Huddled over files on her desk Monica groaned inwardly. The home front. Howard would keep using his out-of-date phraseology. His club language.
`Anything startling to report? Any new activity during my absence?' Howard continued.
`This and that,' Tweed replied off-handedly. 'Too early to draw any conclusions. Much too early.'
`Ah!' Howard removed a speck of dust from his lapel, glanced at Dillon, 'Mum's the word?'
Tweed nodded. Howard had assumed that Tweed didn't wish to reveal anything in front of Dillon. A reaction Tweed had stage-managed to avoid telling Howard anything yet.
`I'd better delve into my files,' Howard decided. 'And if you can find the time, Dillon, do come and have dinner at my club one evening. Welcome to the old UK.
Dillon waited until he had gone. He sat in a chair Paula brought for him, started speaking in his usual abrasive manner.
`What the hell I can't understand is how they had someone waiting at London Airport for Vane to arrive.
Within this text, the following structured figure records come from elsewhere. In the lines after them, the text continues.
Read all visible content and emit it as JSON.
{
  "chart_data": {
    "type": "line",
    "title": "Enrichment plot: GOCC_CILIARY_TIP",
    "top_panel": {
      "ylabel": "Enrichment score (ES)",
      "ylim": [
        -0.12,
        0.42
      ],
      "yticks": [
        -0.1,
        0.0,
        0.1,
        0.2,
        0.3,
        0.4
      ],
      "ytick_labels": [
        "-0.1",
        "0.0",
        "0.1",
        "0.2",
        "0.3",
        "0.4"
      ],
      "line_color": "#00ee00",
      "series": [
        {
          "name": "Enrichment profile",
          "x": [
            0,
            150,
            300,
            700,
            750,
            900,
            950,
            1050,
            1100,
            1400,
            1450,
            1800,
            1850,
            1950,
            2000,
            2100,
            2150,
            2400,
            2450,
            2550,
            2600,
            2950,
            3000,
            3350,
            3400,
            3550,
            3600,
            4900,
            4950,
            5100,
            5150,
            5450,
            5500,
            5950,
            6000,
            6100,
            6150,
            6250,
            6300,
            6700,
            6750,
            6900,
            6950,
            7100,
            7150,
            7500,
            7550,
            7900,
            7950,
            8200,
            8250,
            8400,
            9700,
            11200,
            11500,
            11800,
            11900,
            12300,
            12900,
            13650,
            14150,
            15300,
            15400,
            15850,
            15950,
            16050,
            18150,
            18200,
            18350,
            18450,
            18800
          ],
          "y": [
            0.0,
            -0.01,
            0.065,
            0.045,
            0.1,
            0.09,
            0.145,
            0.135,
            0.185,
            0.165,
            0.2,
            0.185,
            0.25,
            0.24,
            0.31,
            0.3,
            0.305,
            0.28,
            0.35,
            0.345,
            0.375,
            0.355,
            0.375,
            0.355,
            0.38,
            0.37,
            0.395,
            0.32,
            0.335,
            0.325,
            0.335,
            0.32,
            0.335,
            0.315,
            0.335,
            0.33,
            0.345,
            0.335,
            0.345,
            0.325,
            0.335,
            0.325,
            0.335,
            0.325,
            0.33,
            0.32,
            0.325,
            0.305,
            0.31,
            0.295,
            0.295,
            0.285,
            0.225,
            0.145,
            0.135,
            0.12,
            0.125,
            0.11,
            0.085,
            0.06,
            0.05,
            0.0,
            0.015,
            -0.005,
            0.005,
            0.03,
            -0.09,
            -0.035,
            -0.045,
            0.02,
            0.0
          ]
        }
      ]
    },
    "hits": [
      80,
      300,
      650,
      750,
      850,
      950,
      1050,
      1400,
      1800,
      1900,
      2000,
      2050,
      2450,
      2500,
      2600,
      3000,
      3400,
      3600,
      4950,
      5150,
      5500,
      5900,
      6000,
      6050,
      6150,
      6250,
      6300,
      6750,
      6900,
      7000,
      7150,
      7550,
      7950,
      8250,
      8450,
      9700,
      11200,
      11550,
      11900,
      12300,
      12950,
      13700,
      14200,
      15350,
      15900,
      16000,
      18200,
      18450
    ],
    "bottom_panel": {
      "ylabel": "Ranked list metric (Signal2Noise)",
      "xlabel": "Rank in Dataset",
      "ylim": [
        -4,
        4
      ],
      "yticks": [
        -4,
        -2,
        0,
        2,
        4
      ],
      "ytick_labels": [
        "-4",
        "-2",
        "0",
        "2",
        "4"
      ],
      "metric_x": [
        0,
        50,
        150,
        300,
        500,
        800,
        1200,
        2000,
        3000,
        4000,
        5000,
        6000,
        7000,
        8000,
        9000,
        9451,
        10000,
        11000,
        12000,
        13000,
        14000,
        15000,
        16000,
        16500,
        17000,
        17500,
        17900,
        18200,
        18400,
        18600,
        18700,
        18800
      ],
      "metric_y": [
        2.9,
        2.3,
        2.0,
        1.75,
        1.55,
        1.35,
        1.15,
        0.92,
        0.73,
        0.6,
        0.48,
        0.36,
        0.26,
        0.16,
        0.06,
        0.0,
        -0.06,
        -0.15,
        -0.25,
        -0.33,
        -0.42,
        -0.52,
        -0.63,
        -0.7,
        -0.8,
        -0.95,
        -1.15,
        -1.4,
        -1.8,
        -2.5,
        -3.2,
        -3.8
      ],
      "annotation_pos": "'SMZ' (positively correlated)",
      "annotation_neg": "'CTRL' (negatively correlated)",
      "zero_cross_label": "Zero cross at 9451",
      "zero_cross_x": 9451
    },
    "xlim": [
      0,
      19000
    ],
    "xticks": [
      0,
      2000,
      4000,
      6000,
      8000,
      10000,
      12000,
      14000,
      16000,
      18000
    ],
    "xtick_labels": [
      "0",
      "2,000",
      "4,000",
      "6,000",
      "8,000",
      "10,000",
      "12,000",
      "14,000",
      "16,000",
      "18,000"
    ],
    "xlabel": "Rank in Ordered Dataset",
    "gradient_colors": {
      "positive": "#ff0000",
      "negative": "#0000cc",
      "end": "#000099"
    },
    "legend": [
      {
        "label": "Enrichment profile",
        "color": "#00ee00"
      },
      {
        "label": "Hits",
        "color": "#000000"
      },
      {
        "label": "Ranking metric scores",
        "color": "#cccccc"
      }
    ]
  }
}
Had to be planned in advance to have an assassin on the spot.'
`Cord, understandably you're probably suffering from jet lag or you'd have seen it yourself,' Tweed said diplomatically. 'This has to be a big, international, organization we're up against. Your flight from Washington was delayed by five or six hours with a bomb scare – which turns out to be a hoax. You must have been seen with Vane at Dulles Airport. The hoax held up your plane's arrival long enough for the assassin to get to London Airport. Diabolically simple.'
`So we listen to a voice from the dead,' Dillon said.